Greek Transport Ticket Inspectors Will Hunt Fare Dodgers

November 18, 2019

ATHENS – After saying police patroling the Greek capital’s subway system would also be there to check for ticket dodgers, inspections are being stepped up on buses and trolley-buses by the  Athens Urban Transport Organization (OASA) to boost revenues,

Despite moving from an open access paper ticket system to barriers requiring electronic tickets  transport authority data suggest that one in 20 people commute without a ticket, walking in quickly behind ticket holders when the barriers open, said Kathimerini.

Similar inspections are also being stepped up at Athens metro and ISAP electric railway stations to crack down on fare dodgers as the problem persists despite the change in systems and with reports some inspectors were being harassed or even assaulted when asking for tickets.
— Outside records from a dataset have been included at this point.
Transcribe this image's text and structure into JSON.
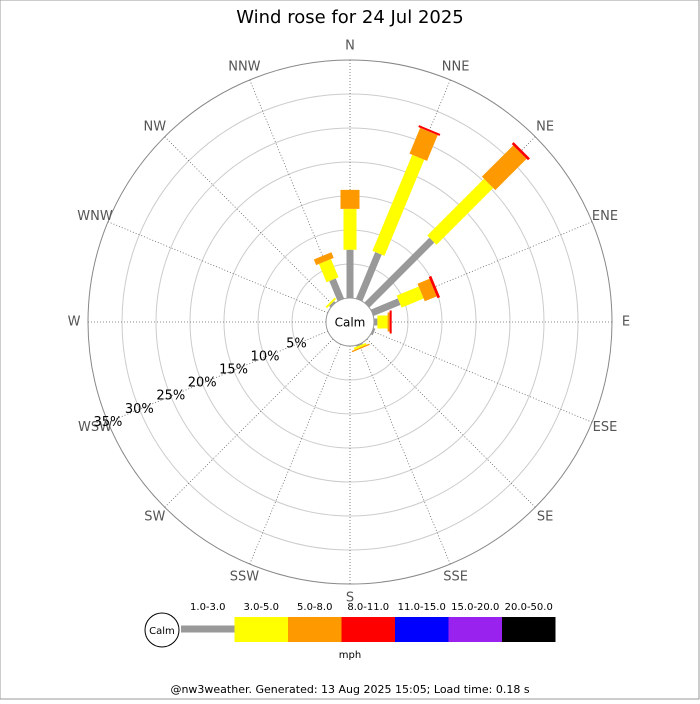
{
  "chart_data": {
    "type": "wind_rose",
    "title": "Wind rose for 24 Jul 2025",
    "directions": [
      "N",
      "NNE",
      "NE",
      "ENE",
      "E",
      "ESE",
      "SE",
      "SSE",
      "S",
      "SSW",
      "SW",
      "WSW",
      "W",
      "WNW",
      "NW",
      "NNW"
    ],
    "series": [
      {
        "name": "1.0-3.0",
        "color": "#999999",
        "values": [
          7.1,
          7.4,
          13.5,
          4.3,
          0.5,
          0.3,
          0,
          0.2,
          0,
          0,
          0,
          0,
          0,
          0,
          0.3,
          3.2
        ]
      },
      {
        "name": "3.0-5.0",
        "color": "#ffff00",
        "values": [
          6.0,
          15.3,
          11.8,
          3.5,
          1.5,
          0,
          0,
          0.3,
          0,
          0,
          0,
          0,
          0,
          0,
          0.3,
          2.9
        ]
      },
      {
        "name": "5.0-8.0",
        "color": "#ff9900",
        "values": [
          2.8,
          4.1,
          6.5,
          1.9,
          0.3,
          0,
          0,
          0.2,
          0,
          0,
          0,
          0,
          0,
          0,
          0,
          0.9
        ]
      },
      {
        "name": "8.0-11.0",
        "color": "#ff0000",
        "values": [
          0,
          0.3,
          0.4,
          0.4,
          0.3,
          0,
          0,
          0,
          0,
          0,
          0,
          0,
          0,
          0,
          0,
          0
        ]
      },
      {
        "name": "11.0-15.0",
        "color": "#0000ff",
        "values": [
          0,
          0,
          0,
          0,
          0,
          0,
          0,
          0,
          0,
          0,
          0,
          0,
          0,
          0,
          0,
          0
        ]
      },
      {
        "name": "15.0-20.0",
        "color": "#9922ee",
        "values": [
          0,
          0,
          0,
          0,
          0,
          0,
          0,
          0,
          0,
          0,
          0,
          0,
          0,
          0,
          0,
          0
        ]
      },
      {
        "name": "20.0-50.0",
        "color": "#000000",
        "values": [
          0,
          0,
          0,
          0,
          0,
          0,
          0,
          0,
          0,
          0,
          0,
          0,
          0,
          0,
          0,
          0
        ]
      }
    ],
    "rlim": [
      0,
      35
    ],
    "rticks": [
      {
        "value": 5,
        "label": "5%"
      },
      {
        "value": 10,
        "label": "10%"
      },
      {
        "value": 15,
        "label": "15%"
      },
      {
        "value": 20,
        "label": "20%"
      },
      {
        "value": 25,
        "label": "25%"
      },
      {
        "value": 30,
        "label": "30%"
      },
      {
        "value": 35,
        "label": "35%"
      }
    ],
    "calm_label": "Calm",
    "unit_label": "mph",
    "footer": "@nw3weather. Generated: 13 Aug 2025 15:05; Load time: 0.18 s"
  }
}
A total of 6,911 fines were issued after 340,958 inspections in October on buses and trolley-buses and at metro and ISAP stations.
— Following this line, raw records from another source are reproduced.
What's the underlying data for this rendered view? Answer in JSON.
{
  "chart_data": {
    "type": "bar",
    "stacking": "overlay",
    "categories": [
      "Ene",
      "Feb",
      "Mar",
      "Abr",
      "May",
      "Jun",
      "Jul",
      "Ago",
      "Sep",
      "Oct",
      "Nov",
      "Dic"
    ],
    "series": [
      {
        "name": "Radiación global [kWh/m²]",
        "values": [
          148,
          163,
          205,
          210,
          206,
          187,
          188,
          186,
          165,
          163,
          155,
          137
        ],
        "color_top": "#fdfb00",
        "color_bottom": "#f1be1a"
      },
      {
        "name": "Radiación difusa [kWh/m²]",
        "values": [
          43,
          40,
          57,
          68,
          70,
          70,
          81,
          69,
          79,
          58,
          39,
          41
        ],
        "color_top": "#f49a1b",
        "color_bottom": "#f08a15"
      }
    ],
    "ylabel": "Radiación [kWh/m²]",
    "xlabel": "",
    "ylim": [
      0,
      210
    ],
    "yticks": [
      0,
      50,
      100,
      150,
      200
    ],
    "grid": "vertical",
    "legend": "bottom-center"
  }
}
There was no word on whether they’d try to stop pickpockets who are infamous for plucking money and valuables on subways, but in March – under the former ruling Radical Left SYRIZA – it was reported that Greek police would be stationed at bus stops and metro stations to deter fare cheats and vandalism of electronic turnstiles.

The capital city’s metro system last year went to e-tickets and closed barriers to replace the old system of paper tickets without barriers but the new method allows people without tickets to quickly walk through a barrier once someone with a ticket has opened it.

Inspectors checking to see if people have been tickets – the fine is 60 times the 1.40 euro ($1.57) cost of the ticket – sometimes are accosted or face arguments – will be aided by the police who will protect them.

The cooperation between the police and OASA was agreed at the end of 2017, and sealed with a joint decision by the Transport and Citizens’ Protection ministries.